The company intends to use the proceeds of the debenture private placement to provide near-term working capital to support continuing corporate activities and strategic initiatives while the company continues to evaluate longer-term financing alternatives.

The issuance of the new debentures and warrants is subject to the receipt of all requisite approvals, including, without limitation, the final approval of the TSX Venture Exchange. All securities issued pursuant to the debenture private placement will be subject to a statutory hold period of four months and one day from the date of issuance, in accordance with applicable Canadian securities laws.

Debt settlement

The company offered holders of the existing debentures the opportunity to elect to receive settlement shares or replacement debentures in settlement of the amounts outstanding thereunder. Certain holders of existing debentures have agreed to settle an aggregate amount of $391,870.60 (which amount comprises an aggregate principal amount of $359,000, together with interest accrued thereon) for an aggregate of 3,265,585 settlement shares, with the remaining holders having agreed to settle an aggregate amount of $1,195,259.99 (which amount comprises an aggregate principal amount of $1,095,000, together with interest accrued thereon) through the issuance of replacement debentures and warrants.
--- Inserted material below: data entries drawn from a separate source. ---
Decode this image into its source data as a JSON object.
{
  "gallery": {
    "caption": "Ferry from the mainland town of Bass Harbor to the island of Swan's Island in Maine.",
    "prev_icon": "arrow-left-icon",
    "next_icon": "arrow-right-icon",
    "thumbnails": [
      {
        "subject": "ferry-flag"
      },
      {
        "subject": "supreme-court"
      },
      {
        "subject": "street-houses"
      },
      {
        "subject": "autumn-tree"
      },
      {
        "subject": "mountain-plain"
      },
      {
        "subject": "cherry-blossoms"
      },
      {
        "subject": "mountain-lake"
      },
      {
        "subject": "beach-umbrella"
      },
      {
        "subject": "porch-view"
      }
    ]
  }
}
The replacement debentures and warrants to be issued pursuant to the debt settlement transactions will have substantially similar terms as the new debentures and warrants issued pursuant to the debenture private placement described above.

The issuance of the settlement shares, replacement debentures and warrants is subject to the receipt of all requisite approvals, including, without limitation, the final approval of the TSX-V. All securities issued pursuant to the debt settlement transactions described above will be subject to a statutory hold period of four months and one day from the date of issuance, in accordance with applicable Canadian securities laws.

About Rakovina Therapeutics Inc.

Rakovina Therapeutics is a biopharmaceutical research company focused on the development of innovative cancer treatments. The company's work is based on unique technologies for targeting the DNA-damage response powered by artificial intelligence (AI) using the proprietary Deep-Docking and Enki platforms. By using AI, the company can review and optimize drug candidates at a much greater pace than ever before.

The company has established a pipeline of distinctive DNA-damage response inhibitors with the goal of advancing one or more drug candidates into human clinical trials in collaboration with pharmaceutical partners.